Опасное лето - страница 6



Я не знал этого до самого конца сезона, пока он не посвятил мне быка со словами:

– Эрнесто, я знаю, это никчемное животное, но давай я попробую убить его так, чтобы тебе понравилось.

У него получилось. Но в конце сезона доктор Тамамес, мой старый друг и врач, подопечными которого были и Антонио, и Луис Мигель, попросил меня:

– Если у тебя есть на него хоть какое-то влияние, скажи ему, чтобы не перебирал с этими трюками. Ты же понимаешь, куда придется корнада, а мне его лечить.
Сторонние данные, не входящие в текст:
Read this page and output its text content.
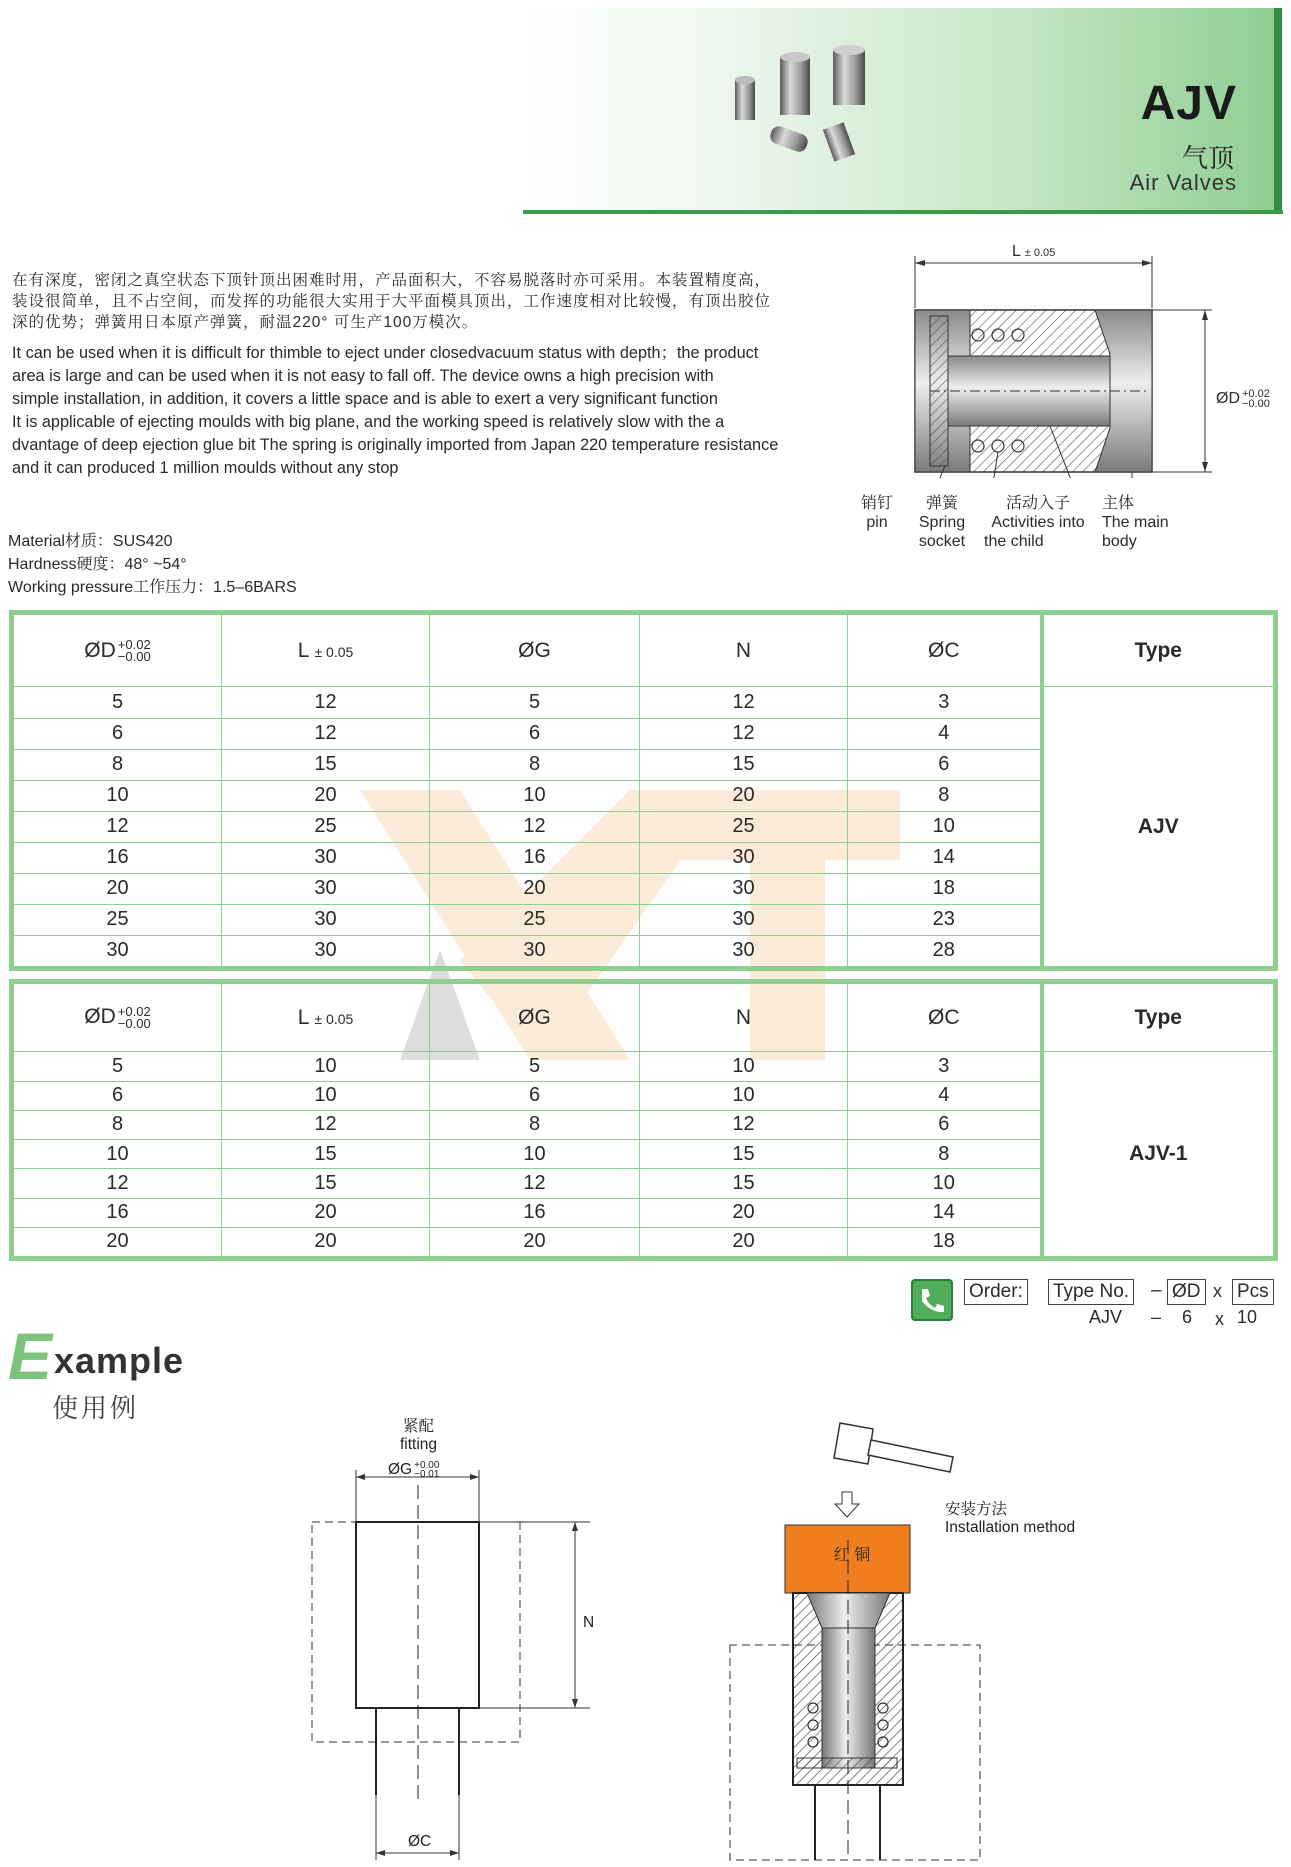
AJV
气顶
Air Valves
在有深度，密闭之真空状态下顶针顶出困难时用，产品面积大，不容易脱落时亦可采用。本装置精度高，
装设很简单，且不占空间，而发挥的功能很大实用于大平面模具顶出，工作速度相对比较慢，有顶出胶位
深的优势；弹簧用日本原产弹簧，耐温220° 可生产100万模次。
It can be used when it is difficult for thimble to eject under closedvacuum status with depth；the product
area is large and can be used when it is not easy to fall off. The device owns a high precision with
simple installation, in addition, it covers a little space and is able to exert a very significant function
It is applicable of ejecting moulds with big plane, and the working speed is relatively slow with the a
dvantage of deep ejection glue bit The spring is originally imported from Japan 220 temperature resistance
and it can produced 1 million moulds without any stop
Material材质：SUS420
Hardness硬度：48° ~54°
Working pressure工作压力：1.5–6BARS
L ± 0.05
ØD +0.02
−0.00
销钉
pin
弹簧
Spring
socket
活动入子
Activities into
the child
主体
The main
body
ØD +0.02
−0.00	L ± 0.05	ØG	N	ØC	Type
5	12	5	12	3	AJV
6	12	6	12	4	
8	15	8	15	6	
10	20	10	20	8	
12	25	12	25	10	
16	30	16	30	14	
20	30	20	30	18	
25	30	25	30	23	
30	30	30	30	28	
ØD +0.02
−0.00	L ± 0.05	ØG	N	ØC	Type
5	10	5	10	3	AJV-1
6	10	6	10	4	
8	12	8	12	6	
10	15	10	15	8	
12	15	12	15	10	
16	20	16	20	14	
20	20	20	20	18	
Order: Type No. – ØD x Pcs
AJV – 6 x 10
E xample
使用例
紧配
fitting
ØG +0.00
−0.01
N
ØC
红 铜
安装方法
Installation method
После последней корриды в Сарагосе мне стало тошно, и я решил, что на какое-то время быков с меня хватит. Я знал, что Антонио способен одолеть любого быка и может стать одним из величайших матадоров всех времен. Но мне не хотелось, чтобы он лишился своего места в истории или запятнал свою репутацию махинациями, которые творились вокруг. Я представлял себе современный бой быков, сознавал, что он гораздо опаснее и проводится несравнимо лучше и острее, чем в прежние времена, и понимал, что для этого нужен полубык. Ну и пусть. Могут выпускать на арену полубыка, лишь бы он был достаточно крупным, чтобы считаться достойным противником, а не новильо или какого-нибудь трехлетку. Главное, чтобы у него были нетронутые рога и над самим быком не «поработали». Но время от времени в определенных городах Антонио придется сражаться с настоящими быками, и я знал, что он способен на это и сможет справиться с ними не хуже величайших мастеров.

Луис Мигель взял в жены очаровательную девушку и вернулся в корриду. Он участвовал в боях во Франции и Северной Африке. Я слышал, что во Франции у всех быков рога подпиливали, поэтому мне было совершенно неинтересно туда ехать. Я решил дождаться, когда Мигель снова начнет выступать в Испании.

Мы вернулись на Кубу, и я весь 1957 и 1958 годы работал либо на Кубе, либо в Кетчуме, штат Айдахо. Мэри трогательно заботилась обо мне, когда я болел, и благодаря упорному труду и упражнениям мне наконец удалось подняться на ноги.

Тысяча девятьсот пятьдесят восьмой оказался удачным для Антонио. Мы дважды собирались ехать, но я не мог прервать работу над романом. Мы отправили Антонио и Кармен рождественскую открытку, в которой я пообещал, что, пропустив сезон 1958-го, ни за что на свете не пропущу 1959-й и обязательно приеду в Мадрид к началу ферии Сан-Исидро, то есть в середине мая.

Когда пришло время ехать, мне не хотелось покидать Америку, а потом я не хотел уезжать с Кубы. Перед тем как лететь в Нью-Йорк и сесть на корабль до Альхесираса, я провел «Пилар» вдоль побережья в Гавану. Гольфстрим гнал воду к берегу, и над волнами стали появляться большие чернокрылые летучие рыбы. Мне не хотелось лишаться весенних дней на Гольфстриме, но я еще в Рождество дал слово, что приеду в Испанию. Я заранее решил, что, если бои будут нечестными или подставными, я объясню Антонио, почему не могу остаться, и вернусь на Кубу. Больше ни с кем я это обсуждать не буду. Уверен, он поймет. Но, как выяснилось, я ни на что на свете не променял бы ту весну, лето и осень. Стать свидетелем тех событий было тяжело, но не увидеть их было бы трагедией. Такое пропустить нельзя.

Глава 3

Наше плавание на «Конститьюшн» началось в ясную и солнечную погоду, которая продержалась всего день, после чего мы вошли в область низкой облачности с дождем и сильным попутным волнением. Так продолжалось почти до самого Гибралтарского пролива. «Конститьюшн» был большим и комфортным лайнером, и среди его пассажиров оказалось много приятных и дружелюбных людей. Мы прозвали корабль «Конститьюшн-Хилтон», потому что никто из нас раньше не путешествовал на таком монументальном судне. Может, лучше подошло бы «Шератон-Конститьюшн», но ничего, пригодится для следующего раза. Путешествовать на «Конститьюшн» после «Нормандии», «Иль-де-Франс» или «Либерте» было как жить в «Хилтоне», а не в парижском «Ритце» – в номере с окнами в сад.